Disparition à l’aéroport (RMQ) ; Folie meurtrière sur l’échangeur (D. D’Oliveira) ; Le château d’eau a disparu dans la nuit (Annie Brottier) ; Le cadavre de l’aéroport (Clarysse) ; Le train siffle trois fois (M. Odile Jouveaux) ;

– essais

Les gens du voyage : présence et accueil depuis le 19e siècle (RMQ) ; Trafics en tous genres sur la friche nord (D. D’Oliveira) ; Comment concilier rave-parties et friches commerciales (Annie Brottier) ; les décharges humaines (Clarysse) ; De la nécessité de créer des bassines aux abords de terrains de camping (M. Odile Jouveaux) ;

– recueils de poèmes

Poésie des espaces oubliés (RMQ) ; Anthologie lexicale des jardins ouvriers (D. D’Oliveira) ; Ô zones mutantes, plages de rêveries (Annie Brottier) ; Divagations sur terrain vague (Clarysse) ; J’ai même rencontré des tziganes heureux (M. Odile Jouveaux) ;

– littérature érotique

La blonde des échangeurs (RMQ) ; Licence au rond-point G (D. D’Oliveira) ; Les impensés d’un jardin d’accueil (Annie Brottier) ; Le jardin des sens (Clarysse) ; La belle endormie (M. Odile Jouveaux) ;

– romans épistolaires

Le cercle littéraire des amateurs de friches industrielles (RMQ) ; Du menuet à la rêve-partie (D. D’Oliveira) ; Échanges autour d’un rond-point sans fin (Annie Brottier) ; Correspondances d’un échangeur (Clarysse) ; Au cœur de la ville, naissance d’un bidonville (M. Odile Jouveaux) ;

– biographies

Ernest, graffeur d’usine désaffectée (RMQ) ; Les gens du voyage, Django Reinhardt (D. D’Oliveira) ; La vie d’un passionné de l’aménagement glissant (Annie Brottier) ; Le parcours d’un homme du voyage (Clarysse) ; Petite histoire de l’aménagement du territoire, utopie des années 60 (M. Odile Jouveaux) ;

– autobiographies

Ma vie, mon œuvre aux franges de l’urbain (RMQ) ; Entre friches et sentiers, mon dilemme (D. D’Oliveira) ; Le jour où j’ai atterri dans une déchetterie (Annie Brottier) ; Ma vie dans un squat (Clarysse) ; C’est une maison bleue en haut de la colline (M. Odile Jouveaux) ;

– contes

La princesse des bidonvilles (RMQ) ; Contes éphémères du Château de la Marquise (D. D’Oliveira) ; Jadis vivait au fond d’une friche … (Annie Brottier)  ; La belle et le bidonville (Clarysse) ; À tire d’aile : vol au-dessus de la décharge (M. Odile Jouveaux) ;

Une frontière brumeuse entre le réel et l’imaginaire, le rêve…

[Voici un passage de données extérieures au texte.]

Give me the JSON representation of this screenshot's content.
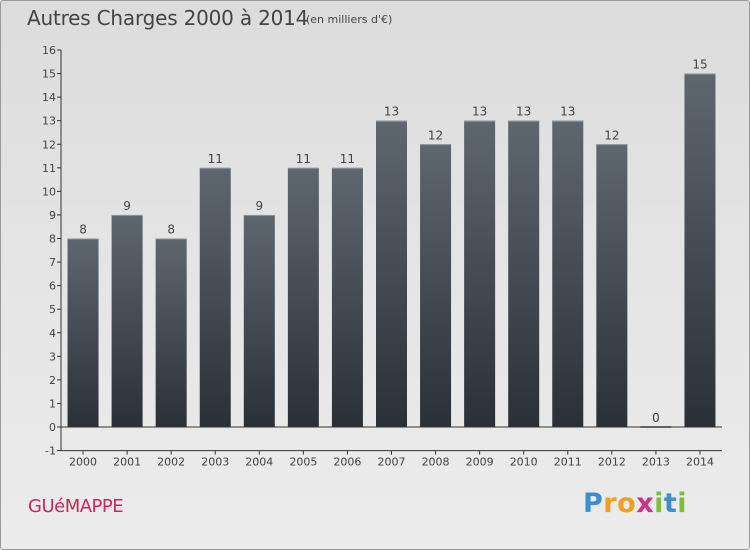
{
  "header": {
    "title": "Autres Charges 2000 à 2014",
    "subtitle": "(en milliers d'€)"
  },
  "footer": {
    "commune": "GUéMAPPE",
    "logo_letters": [
      "P",
      "r",
      "o",
      "x",
      "i",
      "t",
      "i"
    ]
  },
  "colors": {
    "bar_top": "#5e6670",
    "bar_bottom": "#2a3038",
    "axis": "#333333",
    "text": "#444444",
    "commune": "#c8285a"
  },
  "chart_data": {
    "type": "bar",
    "categories": [
      "2000",
      "2001",
      "2002",
      "2003",
      "2004",
      "2005",
      "2006",
      "2007",
      "2008",
      "2009",
      "2010",
      "2011",
      "2012",
      "2013",
      "2014"
    ],
    "values": [
      8,
      9,
      8,
      11,
      9,
      11,
      11,
      13,
      12,
      13,
      13,
      13,
      12,
      0,
      15
    ],
    "labels": [
      "8",
      "9",
      "8",
      "11",
      "9",
      "11",
      "11",
      "13",
      "12",
      "13",
      "13",
      "13",
      "12",
      "0",
      "15"
    ],
    "y_ticks": [
      "-1",
      "0",
      "1",
      "2",
      "3",
      "4",
      "5",
      "6",
      "7",
      "8",
      "9",
      "10",
      "11",
      "12",
      "13",
      "14",
      "15",
      "16"
    ],
    "title": "Autres Charges 2000 à 2014",
    "xlabel": "",
    "ylabel": "",
    "ylim": [
      -1,
      16
    ],
    "grid": false
  }
}
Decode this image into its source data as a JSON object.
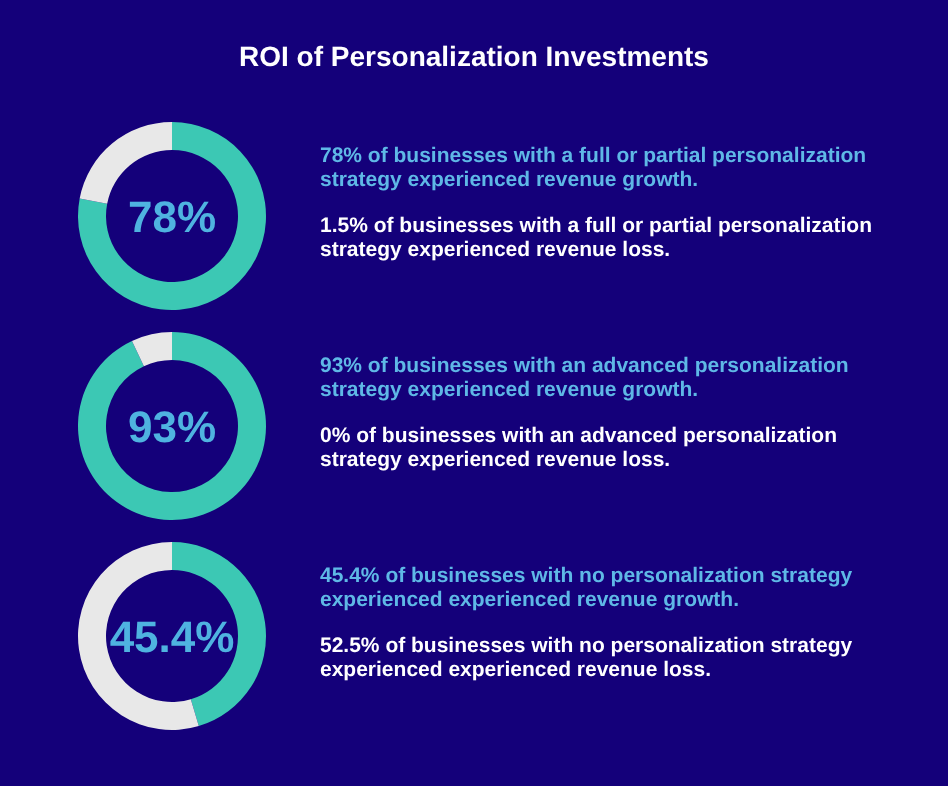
{
  "chart_data": [
    {
      "type": "donut",
      "title": "ROI of Personalization Investments",
      "categories": [
        null,
        null
      ],
      "values": [
        78,
        22
      ],
      "colors": [
        "#3cc8b4",
        "#e8e8e8"
      ],
      "value_labels": [
        "78%",
        null
      ],
      "annotations": [
        "78% of businesses with a full or partial personalization strategy experienced revenue growth.",
        "1.5% of businesses with a full or partial personalization strategy experienced revenue loss."
      ]
    },
    {
      "type": "donut",
      "categories": [
        null,
        null
      ],
      "values": [
        93,
        7
      ],
      "colors": [
        "#3cc8b4",
        "#e8e8e8"
      ],
      "value_labels": [
        "93%",
        null
      ],
      "annotations": [
        "93% of businesses with an advanced personalization strategy experienced revenue growth.",
        "0% of businesses with an advanced personalization strategy experienced revenue loss."
      ]
    },
    {
      "type": "donut",
      "categories": [
        null,
        null
      ],
      "values": [
        45.4,
        54.6
      ],
      "colors": [
        "#3cc8b4",
        "#e8e8e8"
      ],
      "value_labels": [
        "45.4%",
        null
      ],
      "annotations": [
        "45.4% of businesses with no personalization strategy experienced experienced revenue growth.",
        "52.5% of businesses with no personalization strategy experienced experienced revenue loss."
      ]
    }
  ]
}
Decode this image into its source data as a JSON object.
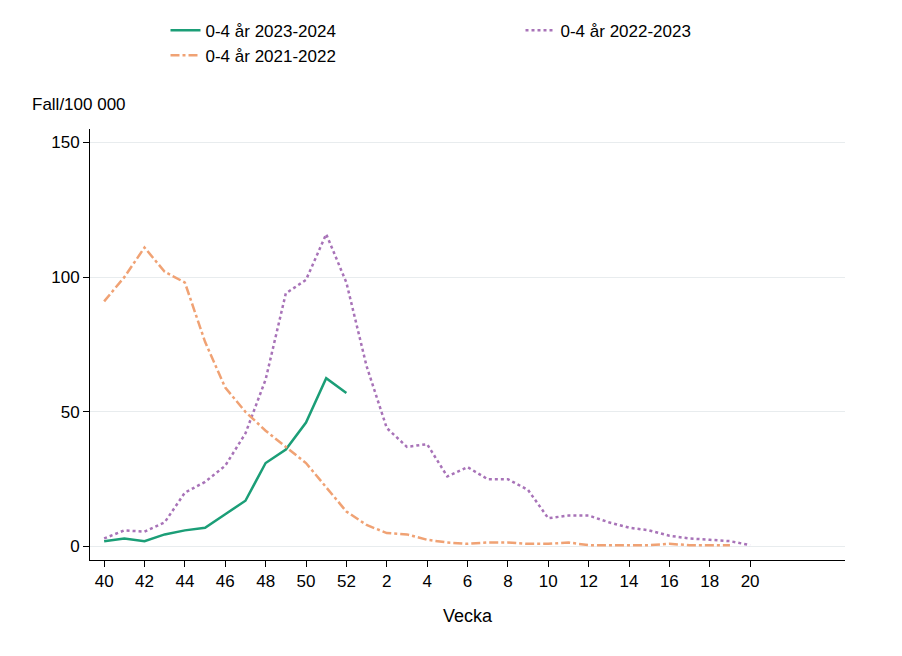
{
  "chart_data": {
    "type": "line",
    "x_label": "Vecka",
    "y_label": "Fall/100 000",
    "categories": [
      40,
      null,
      42,
      null,
      44,
      null,
      46,
      null,
      48,
      null,
      50,
      null,
      52,
      null,
      2,
      null,
      4,
      null,
      6,
      null,
      8,
      null,
      10,
      null,
      12,
      null,
      14,
      null,
      16,
      null,
      18,
      null,
      20
    ],
    "ylim": [
      -5,
      155
    ],
    "yticks": [
      0,
      50,
      100,
      150
    ],
    "grid": true,
    "legend": "top",
    "series": [
      {
        "name": "0-4 år 2023-2024",
        "color": "#1b9e77",
        "line_style": "solid",
        "values": [
          2,
          3,
          2,
          4.5,
          6,
          7,
          12,
          17,
          31,
          36,
          46,
          62.5,
          57,
          null,
          null,
          null,
          null,
          null,
          null,
          null,
          null,
          null,
          null,
          null,
          null,
          null,
          null,
          null,
          null,
          null,
          null,
          null,
          null
        ]
      },
      {
        "name": "0-4 år 2022-2023",
        "color": "#a873b8",
        "line_style": "dotted",
        "values": [
          3,
          6,
          5.5,
          9,
          20,
          24,
          30,
          42,
          62,
          94,
          99,
          116,
          98,
          67,
          44,
          37,
          38,
          26,
          29.5,
          25,
          25,
          21,
          10.5,
          11.5,
          11.5,
          9,
          7,
          6,
          4,
          3,
          2.5,
          2,
          0.5
        ]
      },
      {
        "name": "0-4 år 2021-2022",
        "color": "#f0a274",
        "line_style": "dash-dot",
        "values": [
          91,
          100,
          111,
          102,
          98,
          76,
          59,
          50,
          43,
          37,
          31,
          22,
          13,
          8,
          5,
          4.5,
          2.5,
          1.5,
          1,
          1.5,
          1.5,
          1,
          1,
          1.5,
          0.5,
          0.5,
          0.5,
          0.5,
          1,
          0.5,
          0.5,
          0.5,
          null
        ]
      }
    ]
  }
}
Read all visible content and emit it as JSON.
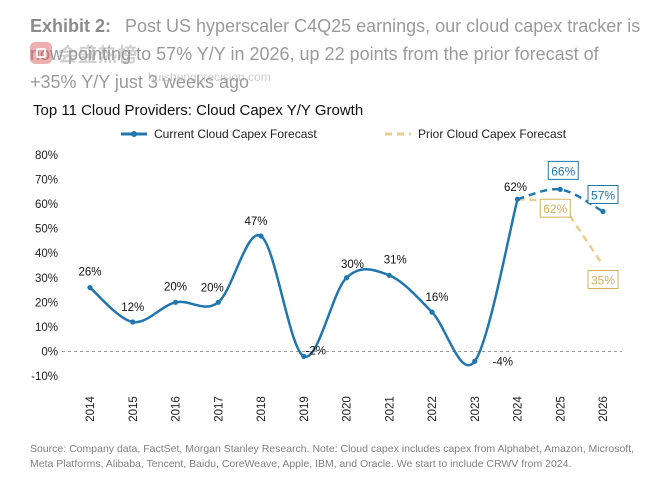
{
  "header": {
    "label": "Exhibit 2:",
    "text": "Post US hyperscaler C4Q25 earnings, our cloud capex tracker is now pointing to 57% Y/Y in 2026, up 22 points from the prior forecast of +35% Y/Y just 3 weeks ago"
  },
  "watermark": {
    "brand": "会盛热榜",
    "url": "huishengprecision.com"
  },
  "chart_data": {
    "type": "line",
    "title": "Top 11 Cloud Providers: Cloud Capex Y/Y Growth",
    "categories": [
      "2014",
      "2015",
      "2016",
      "2017",
      "2018",
      "2019",
      "2020",
      "2021",
      "2022",
      "2023",
      "2024",
      "2025",
      "2026"
    ],
    "y_ticks": [
      "80%",
      "70%",
      "60%",
      "50%",
      "40%",
      "30%",
      "20%",
      "10%",
      "0%",
      "-10%"
    ],
    "ylim": [
      -10,
      80
    ],
    "y_tick_values": [
      80,
      70,
      60,
      50,
      40,
      30,
      20,
      10,
      0,
      -10
    ],
    "series": [
      {
        "name": "Current Cloud Capex Forecast",
        "color": "#2176ae",
        "values": [
          26,
          12,
          20,
          20,
          47,
          -2,
          30,
          31,
          16,
          -4,
          62,
          66,
          57
        ],
        "labels": [
          "26%",
          "12%",
          "20%",
          "20%",
          "47%",
          "-2%",
          "30%",
          "31%",
          "16%",
          "-4%",
          "62%",
          "66%",
          "57%"
        ]
      },
      {
        "name": "Prior Cloud Capex Forecast",
        "color": "#e8cf8f",
        "x": [
          "2024",
          "2025",
          "2026"
        ],
        "values": [
          62,
          62,
          35
        ],
        "labels": [
          "62%",
          "35%"
        ]
      }
    ]
  },
  "source": "Source: Company data, FactSet, Morgan Stanley Research. Note: Cloud capex includes capex from Alphabet, Amazon, Microsoft, Meta Platforms, Alibaba, Tencent, Baidu, CoreWeave, Apple, IBM, and Oracle. We start to include CRWV from 2024."
}
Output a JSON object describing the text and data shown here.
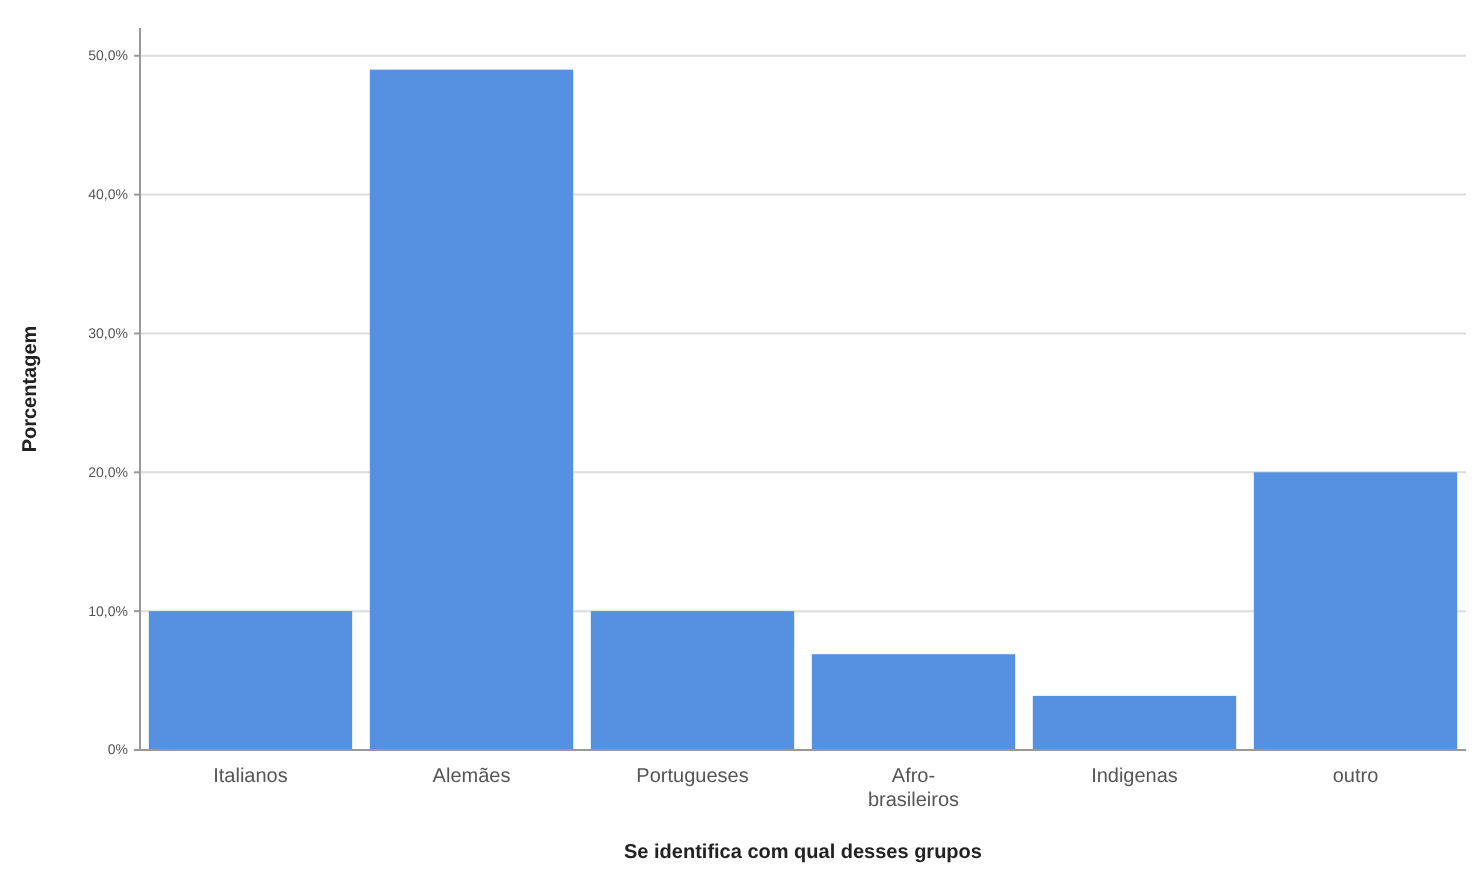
{
  "chart_data": {
    "type": "bar",
    "xlabel": "Se identifica com qual desses grupos",
    "ylabel": "Porcentagem",
    "categories": [
      "Italianos",
      "Alemães",
      "Portugueses",
      "Afro-\nbrasileiros",
      "Indigenas",
      "outro"
    ],
    "values": [
      10.0,
      49.0,
      10.0,
      6.9,
      3.9,
      20.0
    ],
    "color": "#5591e0",
    "ylim": [
      0,
      52
    ],
    "yticks": [
      {
        "value": 0,
        "label": "0%"
      },
      {
        "value": 10,
        "label": "10,0%"
      },
      {
        "value": 20,
        "label": "20,0%"
      },
      {
        "value": 30,
        "label": "30,0%"
      },
      {
        "value": 40,
        "label": "40,0%"
      },
      {
        "value": 50,
        "label": "50,0%"
      }
    ],
    "grid": "y"
  }
}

Je cours, je cours, je fais le mur je vole par-dessus le toit, j’ entraîne avec moi la mort ma douce compagne qui ne me quitte pas.

Elle accompagne l’amour, je ne peux m’en passer, pas de vie sans lui. J’ai le cœur en déroute.

Je tombe doucement, sur le sable mouillé : marée basse. L’océan s’est enfui.

Le crabe en chocolat attise ma convoitise, je le rattrape et cède au doux péché mignon de gourmandise, je le croque, je le déguste, il fond doucement dans ma bouche.

Je n’ai pas vu l’aube venir. C’est à ce moment-là que je m’endors après ma nuit de rêve.

M. Odile Jouveaux

Naître c’est parfois être pris au piège

Le village était caché au fond de la savane, coupé du monde. Les jeunes ici ont pour seul avenir d’élever les chèvres, de cultiver le sorgho de s’abîmer les mains en essayant de faire pousser quelques plants chétifs dans une terre craquelée, assoiffée, ridée comme les visages de ces vieillards. Leur peau est rongée, craquelée par cette terre rouge. Elle vole partout quand souffle l’harmattan. Le vent pousse les plus chanceux à la ville où ils pourront peut-être faire des études.  L’avenir sera-t-il pour autant au rendez-vous ?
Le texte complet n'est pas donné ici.